We are in a process of modifying and optimizing a project. The existing project is as follows.
After the user clicks the start button, the data is collected from database and there are many calculations done. For e.g assume its like 10 steps and each step can take around 1 hour or little less depending on the data. As of now the calculations are done sequentially which results in waste of time.
Also out of 10 processes, many of them are independent(i.e. they do not need the previous calculation results). So we were discussing if we can use multi-threading for the calculations, like Thread 1 will do process 1, and in the same time Thread 2 will do Process 2 and so on. Will this be feasible solution and will this improve performance.
We have just talked a bout it and are in the process of testing this idea before implementing. But due to the time constraints, I just wanted to check the experts advice.
Thanks Edward for the info. Though I would like to push the processes into other machines, I think we need to make it work in single machine only. Even then I feel it should work, since I think one process is not fully utilizing the CPU time fully.
But surely I would look into the link you provided.

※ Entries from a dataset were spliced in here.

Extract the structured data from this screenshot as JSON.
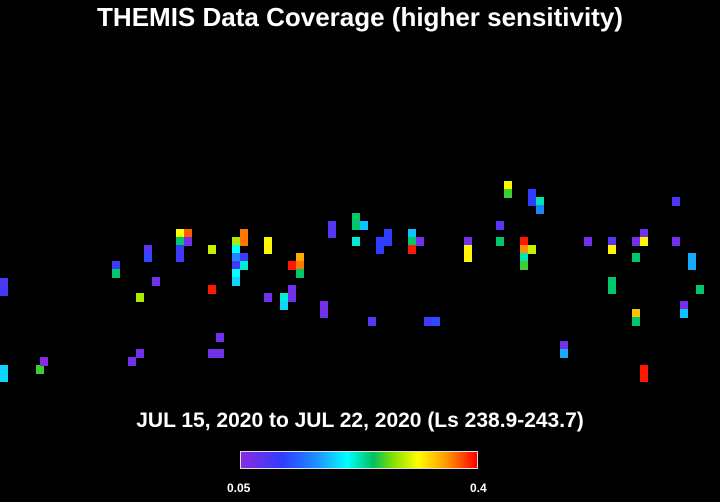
{
  "chart_data": {
    "type": "heatmap",
    "title": "THEMIS Data Coverage (higher sensitivity)",
    "subtitle": "JUL 15, 2020 to JUL 22, 2020 (Ls 238.9-243.7)",
    "colorbar": {
      "min_label": "0.05",
      "max_label": "0.4",
      "min": 0.05,
      "max": 0.4
    },
    "cells": [
      [
        0,
        278,
        0.12
      ],
      [
        0,
        287,
        0.14
      ],
      [
        0,
        365,
        0.4
      ],
      [
        0,
        373,
        0.4
      ],
      [
        36,
        365,
        0.6
      ],
      [
        40,
        357,
        0.0
      ],
      [
        112,
        261,
        0.15
      ],
      [
        112,
        269,
        0.55
      ],
      [
        136,
        293,
        0.68
      ],
      [
        128,
        357,
        0.05
      ],
      [
        136,
        349,
        0.05
      ],
      [
        144,
        245,
        0.1
      ],
      [
        144,
        253,
        0.2
      ],
      [
        152,
        277,
        0.05
      ],
      [
        176,
        229,
        0.75
      ],
      [
        176,
        237,
        0.55
      ],
      [
        176,
        245,
        0.15
      ],
      [
        176,
        253,
        0.15
      ],
      [
        184,
        229,
        0.92
      ],
      [
        184,
        237,
        0.05
      ],
      [
        208,
        245,
        0.7
      ],
      [
        208,
        285,
        0.98
      ],
      [
        216,
        333,
        0.05
      ],
      [
        208,
        349,
        0.05
      ],
      [
        216,
        349,
        0.05
      ],
      [
        232,
        237,
        0.68
      ],
      [
        232,
        245,
        0.45
      ],
      [
        232,
        253,
        0.3
      ],
      [
        232,
        261,
        0.15
      ],
      [
        232,
        269,
        0.45
      ],
      [
        232,
        277,
        0.4
      ],
      [
        240,
        229,
        0.9
      ],
      [
        240,
        237,
        0.9
      ],
      [
        240,
        253,
        0.15
      ],
      [
        240,
        261,
        0.48
      ],
      [
        264,
        237,
        0.76
      ],
      [
        264,
        245,
        0.76
      ],
      [
        264,
        293,
        0.05
      ],
      [
        280,
        293,
        0.48
      ],
      [
        280,
        301,
        0.4
      ],
      [
        288,
        261,
        0.98
      ],
      [
        288,
        285,
        0.05
      ],
      [
        288,
        293,
        0.05
      ],
      [
        296,
        253,
        0.85
      ],
      [
        296,
        261,
        0.9
      ],
      [
        296,
        269,
        0.55
      ],
      [
        320,
        301,
        0.05
      ],
      [
        320,
        309,
        0.05
      ],
      [
        328,
        221,
        0.1
      ],
      [
        328,
        229,
        0.1
      ],
      [
        352,
        213,
        0.55
      ],
      [
        352,
        221,
        0.55
      ],
      [
        352,
        237,
        0.48
      ],
      [
        360,
        221,
        0.38
      ],
      [
        368,
        317,
        0.1
      ],
      [
        376,
        237,
        0.18
      ],
      [
        376,
        245,
        0.18
      ],
      [
        384,
        229,
        0.18
      ],
      [
        384,
        237,
        0.18
      ],
      [
        408,
        229,
        0.38
      ],
      [
        408,
        237,
        0.55
      ],
      [
        408,
        245,
        0.98
      ],
      [
        416,
        237,
        0.05
      ],
      [
        424,
        317,
        0.15
      ],
      [
        432,
        317,
        0.2
      ],
      [
        464,
        237,
        0.05
      ],
      [
        464,
        245,
        0.76
      ],
      [
        464,
        253,
        0.76
      ],
      [
        496,
        221,
        0.1
      ],
      [
        496,
        237,
        0.55
      ],
      [
        504,
        181,
        0.76
      ],
      [
        504,
        189,
        0.6
      ],
      [
        520,
        237,
        0.98
      ],
      [
        520,
        245,
        0.88
      ],
      [
        520,
        253,
        0.5
      ],
      [
        520,
        261,
        0.6
      ],
      [
        528,
        189,
        0.18
      ],
      [
        528,
        197,
        0.18
      ],
      [
        528,
        245,
        0.7
      ],
      [
        536,
        197,
        0.5
      ],
      [
        536,
        205,
        0.3
      ],
      [
        560,
        341,
        0.05
      ],
      [
        560,
        349,
        0.35
      ],
      [
        584,
        237,
        0.05
      ],
      [
        608,
        237,
        0.1
      ],
      [
        608,
        245,
        0.76
      ],
      [
        608,
        277,
        0.55
      ],
      [
        608,
        285,
        0.55
      ],
      [
        632,
        237,
        0.05
      ],
      [
        632,
        253,
        0.55
      ],
      [
        632,
        309,
        0.82
      ],
      [
        632,
        317,
        0.55
      ],
      [
        640,
        229,
        0.05
      ],
      [
        640,
        237,
        0.76
      ],
      [
        640,
        365,
        0.98
      ],
      [
        640,
        373,
        0.98
      ],
      [
        672,
        197,
        0.12
      ],
      [
        672,
        237,
        0.05
      ],
      [
        680,
        301,
        0.05
      ],
      [
        680,
        309,
        0.38
      ],
      [
        688,
        253,
        0.35
      ],
      [
        688,
        261,
        0.35
      ],
      [
        696,
        285,
        0.55
      ]
    ]
  }
}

On a single processor, multiple threads can do the work in less elapsed time than a single thread only if that single thread spends time waiting on something, typically disk or network IO. If the process is CPU bound, multi threads on one CPU won't help much. On more CPUs or multi machines there is surely some opportunity.
Distributing work and gathering results sounds really interesting. I wonder if you could build a communications protocol between threads that would work local and scale up to work between processes as well, eg something based on sockets. I'm sure somebody has done this out in open source land; whether that is something you'd want to use or not might be a different question.
I was just reading some Google papers on their map-reduce algorithms. The Lucene project has spun off Hadoop which is an open source map-reduce. I don't think it applies to your problem but the design may give you some ideas.
Are you sure the program will always run on a single processor box (maybe it is embedded?) If yes, it may not worth the development time. However, if you are running it on a common PC, I think it is worth the time -- if you buy a new machine it will most likely be at least double-core. That's the direction the industry is taking, so I guess multi-threading will soon be a second nature to developers like us
Check your not doing a lot of reading and writing to the database as well. Often if the work is database intensive the best optimisations are done on it i.e. on an Oracle database for example the best optimisations are running as much processing native to the database e.g. java callable PL/SQL on the databse, using a database native JVM, table optimisations, I recently had to optimise a very parallel system (20 + java threads) on a 4 CPU machine but the real speed ups came in optimising what I did on the database as the threads were at first pulling data out processing it putting it back reading some more etc. Also remember you only have one database resource (unless its read only ops and you can duplicate it :-) ) so this can be a thread bottle neck. Check you never use database locks in any process that could lock out a thread.
If you only do a small one off database read, database transfer is quick and you have only one CPU thats basically utilised 100 per cent by each calculation as it runs then you could actually end up with slower code due to the over head of threads, also how much memory does each process require relative to the total system memory. Have a look at your CPU utilisation as your one thread version runs, if its near 100 per cent and you only have one CPU optimise your algorithm instead.
' Optimise in haste repent at lesuire '
"Eagles may soar but weasels don't get sucked into jet engines" SCJP 1.6, SCWCD 1.4, SCJD 1.5,SCBCD 5
As an alternative to sockets, consider Remote Method Invocation (RMI). RMI allows two computers both running Java to exchange objects and call methods of the other computer.
For example, if you made a query to a database server that was an RMI server, the result set could remain on the server and the client would get back just a reference to the object that remains on the server. This could save much data going across your network.
Joined: Feb 17, 2005
Thanks for all the replies guys.
Actually I was thinking to implement multi-threading using java without any external tools or open sources. Will it be a problem that way. But I would try that first and then go to the tools you guys mentioned.
I was also told that the Server might be a dual core. So may be it will work if implemented properly.
Also its a good point made by Chris about thread bottle-neck. We have to discuss that and make sure its not a problem.
Thanks guys, I will try it out using java multi-threadin first and let you know how it goes.